Scientists predict hydrogen car boom

This Shell station in Washington, D.C., offers both regular gasoline and compressed hydrogen. A government-funded study suggested that hydrogen vehicles could be competitive with gas-powered vehicles by 2023, with about 5 billion in government support over 15 years.

? As the cost of filling up skyrockets, a government-backed study released Thursday says America could nearly eliminate its need for gasoline for cars, pickup trucks and SUVs by 2050 if the government helps build a market for hydrogen fuel cells and other technologies.

The study by the National Research Council of the National Academies, the government’s adviser on science, medicine and engineering, looked mainly at the future of hydrogen fuel cell vehicles.
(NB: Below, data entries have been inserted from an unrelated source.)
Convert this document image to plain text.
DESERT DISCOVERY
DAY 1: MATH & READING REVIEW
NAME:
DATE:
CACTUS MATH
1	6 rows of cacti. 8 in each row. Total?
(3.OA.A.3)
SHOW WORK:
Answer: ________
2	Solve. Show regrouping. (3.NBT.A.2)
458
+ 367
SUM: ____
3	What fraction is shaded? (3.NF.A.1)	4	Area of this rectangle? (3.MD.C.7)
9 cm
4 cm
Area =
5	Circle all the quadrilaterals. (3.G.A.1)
It concluded that with about $55 billion in government support in the next 15 years, hydrogen vehicles could be competitive with gasoline-powered ones by 2023 and common on the roads by 2050.
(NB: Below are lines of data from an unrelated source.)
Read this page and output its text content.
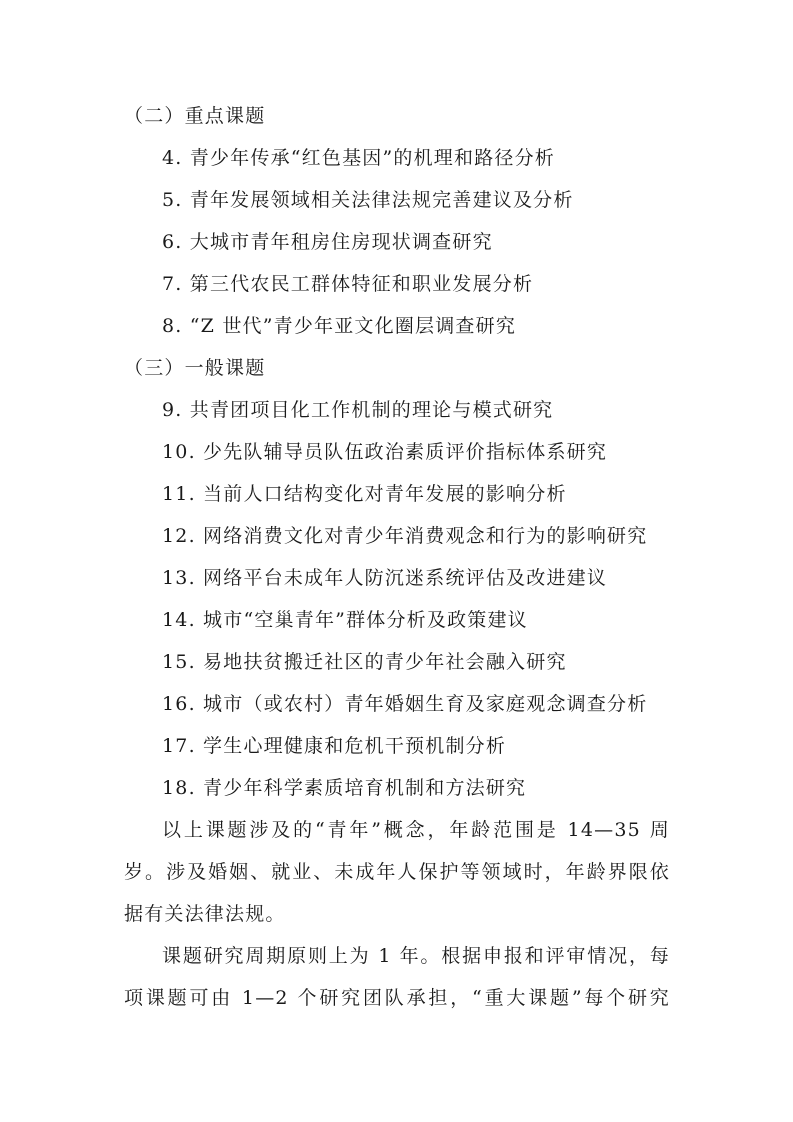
（二）重点课题
4. 青少年传承“红色基因”的机理和路径分析
5. 青年发展领域相关法律法规完善建议及分析
6. 大城市青年租房住房现状调查研究
7. 第三代农民工群体特征和职业发展分析
8. “Z 世代”青少年亚文化圈层调查研究
（三）一般课题
9. 共青团项目化工作机制的理论与模式研究
10. 少先队辅导员队伍政治素质评价指标体系研究
11. 当前人口结构变化对青年发展的影响分析
12. 网络消费文化对青少年消费观念和行为的影响研究
13. 网络平台未成年人防沉迷系统评估及改进建议
14. 城市“空巢青年”群体分析及政策建议
15. 易地扶贫搬迁社区的青少年社会融入研究
16. 城市（或农村）青年婚姻生育及家庭观念调查分析
17. 学生心理健康和危机干预机制分析
18. 青少年科学素质培育机制和方法研究
以上课题涉及的“青年”概念，年龄范围是 14—35 周
岁。涉及婚姻、就业、未成年人保护等领域时，年龄界限依
据有关法律法规。
课题研究周期原则上为 1 年。根据申报和评审情况，每
项课题可由 1—2 个研究团队承担，“重大课题”每个研究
Congress asked the advisory body to look at prospects for hydrogen and alternatives that could have the largest impact by 2020. The experts group’s findings are a best-case look at low-carbon fuel options at a time when President Bush and some members of Congress are pushing for expanded searches for domestic oil.

Light-duty vehicles use

44 percent of the oil used in the United States and emit more than 20 percent of the carbon dioxide, the main heat-trapping gas causing global warming. The report said hydrogen alone could eliminate more than 60 percent of this oil use and carbon by 2050.
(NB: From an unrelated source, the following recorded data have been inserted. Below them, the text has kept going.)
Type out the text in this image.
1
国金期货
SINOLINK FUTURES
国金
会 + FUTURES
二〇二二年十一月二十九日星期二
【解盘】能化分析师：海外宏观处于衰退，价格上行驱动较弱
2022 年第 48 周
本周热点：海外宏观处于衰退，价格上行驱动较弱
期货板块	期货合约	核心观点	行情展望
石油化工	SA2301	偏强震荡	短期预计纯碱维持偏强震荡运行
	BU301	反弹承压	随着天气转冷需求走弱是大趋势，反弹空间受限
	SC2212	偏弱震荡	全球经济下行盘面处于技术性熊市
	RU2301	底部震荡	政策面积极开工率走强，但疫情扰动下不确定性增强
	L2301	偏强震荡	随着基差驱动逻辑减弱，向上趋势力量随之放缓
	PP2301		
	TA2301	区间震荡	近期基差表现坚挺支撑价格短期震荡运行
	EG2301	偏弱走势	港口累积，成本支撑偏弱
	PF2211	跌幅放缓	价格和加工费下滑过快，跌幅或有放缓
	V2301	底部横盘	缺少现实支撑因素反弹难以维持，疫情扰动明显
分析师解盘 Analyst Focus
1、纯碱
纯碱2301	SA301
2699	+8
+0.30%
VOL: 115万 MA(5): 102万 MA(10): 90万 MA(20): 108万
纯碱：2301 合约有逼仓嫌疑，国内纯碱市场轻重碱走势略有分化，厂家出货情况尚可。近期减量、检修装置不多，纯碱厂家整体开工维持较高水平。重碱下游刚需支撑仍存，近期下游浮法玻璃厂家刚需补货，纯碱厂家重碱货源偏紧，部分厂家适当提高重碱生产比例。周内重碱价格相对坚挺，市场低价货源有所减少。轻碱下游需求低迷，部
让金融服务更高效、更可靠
If the nation used hydrogen and other low-carbon fuels as well, by the same year, carbon dioxide emissions from cars and trucks could be cut to less than 20 percent of current levels and they’d need almost no oil.

“There needs to be durable, substantial and sustainable government help for this to happen, just like there is for ethanol,” said Michael P. Ramage, a retired executive vice president of ExxonMobil Research and Engineering Co. who has a doctorate in chemical engineering from Purdue University. He also chaired the study panel.

The study noted that this $50 billion compares with $160 billion for ethanol over the same 15-year period if current subsidies are extended.